Na czwartek 11 lutego zaplanowane zostało natomiast spotkanie zespołu parlamentarno-samorządowego, który zajmie się tymi niespodziewanymi planami.

Nikt nie straci, dla pacjentów nic się nie zmieni?

Tymczasem Urząd Marszałkowski w Katowicach uważa, że pacjenci nie odczują żadnych zmian organizacyjnych. To jednostki zarządzane przez urząd marszałkowski województwa śląskiego, mające te same cele i to samo finansowanie. Połączenie w jeden podmiot ma umożliwić racjonalne zarządzanie nimi.

Jak tłumaczą urzędnicy pacjenci nie odczują żadnej zmiany. Tak jak do tej pory dyspozytor będzie kierował na miejsce zdarzenia zespoły ratownictwa. Zawsze wysyła tę, która jest najbliżej. Liczba dostępnych ambulansów będzie taka sama, jak jest teraz, karetki będą stacjonowały w tym samym miejscach, co teraz. Dla mieszkańców województwa śląskiego nic się nie zmieni.
- Zarządzanie bazą pogotowia przez jedną administrację przyniesie oszczędności, będzie też łatwiejsze – tłumaczy Łukasz Pach, dyrektor Wojewódzkiego Pogotowia Ratunkowego w Katowicach. - Planując zakupy, na przykład ambulanse, sprzęt medyczny czy paliwo, jako jeden duży podmiot, będziemy mieli większą możliwość negocjacji cen. Te same możliwości otwierają się przed nami w zakresie prac remontowych bazy pogotowia ratunkowego – dodaje.

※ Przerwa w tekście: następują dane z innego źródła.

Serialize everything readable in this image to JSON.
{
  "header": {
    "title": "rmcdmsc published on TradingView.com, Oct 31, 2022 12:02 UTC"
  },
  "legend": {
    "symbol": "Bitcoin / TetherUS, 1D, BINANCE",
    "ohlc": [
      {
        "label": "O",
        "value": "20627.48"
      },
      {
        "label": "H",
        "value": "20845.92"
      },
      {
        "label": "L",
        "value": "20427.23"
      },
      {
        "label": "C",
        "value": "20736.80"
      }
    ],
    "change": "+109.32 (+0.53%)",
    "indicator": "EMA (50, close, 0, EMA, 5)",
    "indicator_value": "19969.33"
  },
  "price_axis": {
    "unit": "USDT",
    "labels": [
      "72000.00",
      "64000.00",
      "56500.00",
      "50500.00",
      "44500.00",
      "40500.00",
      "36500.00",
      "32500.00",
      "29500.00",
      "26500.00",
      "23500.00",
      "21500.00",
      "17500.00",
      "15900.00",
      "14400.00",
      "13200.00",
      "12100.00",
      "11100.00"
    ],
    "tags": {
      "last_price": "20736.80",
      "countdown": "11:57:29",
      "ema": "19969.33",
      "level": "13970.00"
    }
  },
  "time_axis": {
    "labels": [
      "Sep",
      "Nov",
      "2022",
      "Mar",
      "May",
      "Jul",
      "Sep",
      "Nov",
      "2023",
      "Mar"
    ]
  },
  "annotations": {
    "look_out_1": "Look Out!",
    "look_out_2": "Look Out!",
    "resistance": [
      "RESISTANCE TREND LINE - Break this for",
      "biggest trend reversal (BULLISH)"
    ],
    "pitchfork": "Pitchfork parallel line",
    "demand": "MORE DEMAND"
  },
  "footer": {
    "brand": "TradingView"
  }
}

Połączenie obu jednostek ma się także wiązać z wyrównaniem stawek. Zyskać mają na tym pracownicy medyczni z Sosnowca, gdzie obecnie stawki wynagrodzenia są mniejsze.

Nowo powstały podmiot ma dysponować największą liczbą zespołów ratownictwa medycznego w Polsce.
- To prestiż, ale trzeba pamiętać także o tym, że łatwiej będzie sięgać po dotacje na projekty ze środków zewnętrznych z programów krajowych czy unijnych – mówi Klaudiusz Nadolny, pełnomocnik dyrektora ds. ratownictwa medycznego, organizacji i planowania WPR w Katowicach. - Dzięki temu będziemy mogli na przykład brać udział w projektach pilotażowych, mających usprawnić pracę ratownictwa w całym kraju. Większe zyski będzie można czerpać też z działalności komercyjnej, takiej jak transport, zabezpieczenia medyczne czy szkoła ratownictwa medycznego – dodaje.

Urząd Wojewódzki w Katowicach także nie widzi w tych zmianach zagrożenia.

- Jest to kwestia organizacyjna marszałka, więc jeżeli te zmiany nie spowodują zmniejszenia ilości karetek, czy też zmiany stacjonowania karetek, to nie widzimy przeciwwskazań – przyznała Alina Kucharzewska, rzeczniczka wojewody śląskiego.

Już raz próbowali pozbawić Sosnowiec samodzielności. Stanowcze nie dla planów łączenia

Z planami połączenie RPR w Sosnowcu i WPR w Katowicach nie zgadzają się sami pracownicy pierwszej jednostki.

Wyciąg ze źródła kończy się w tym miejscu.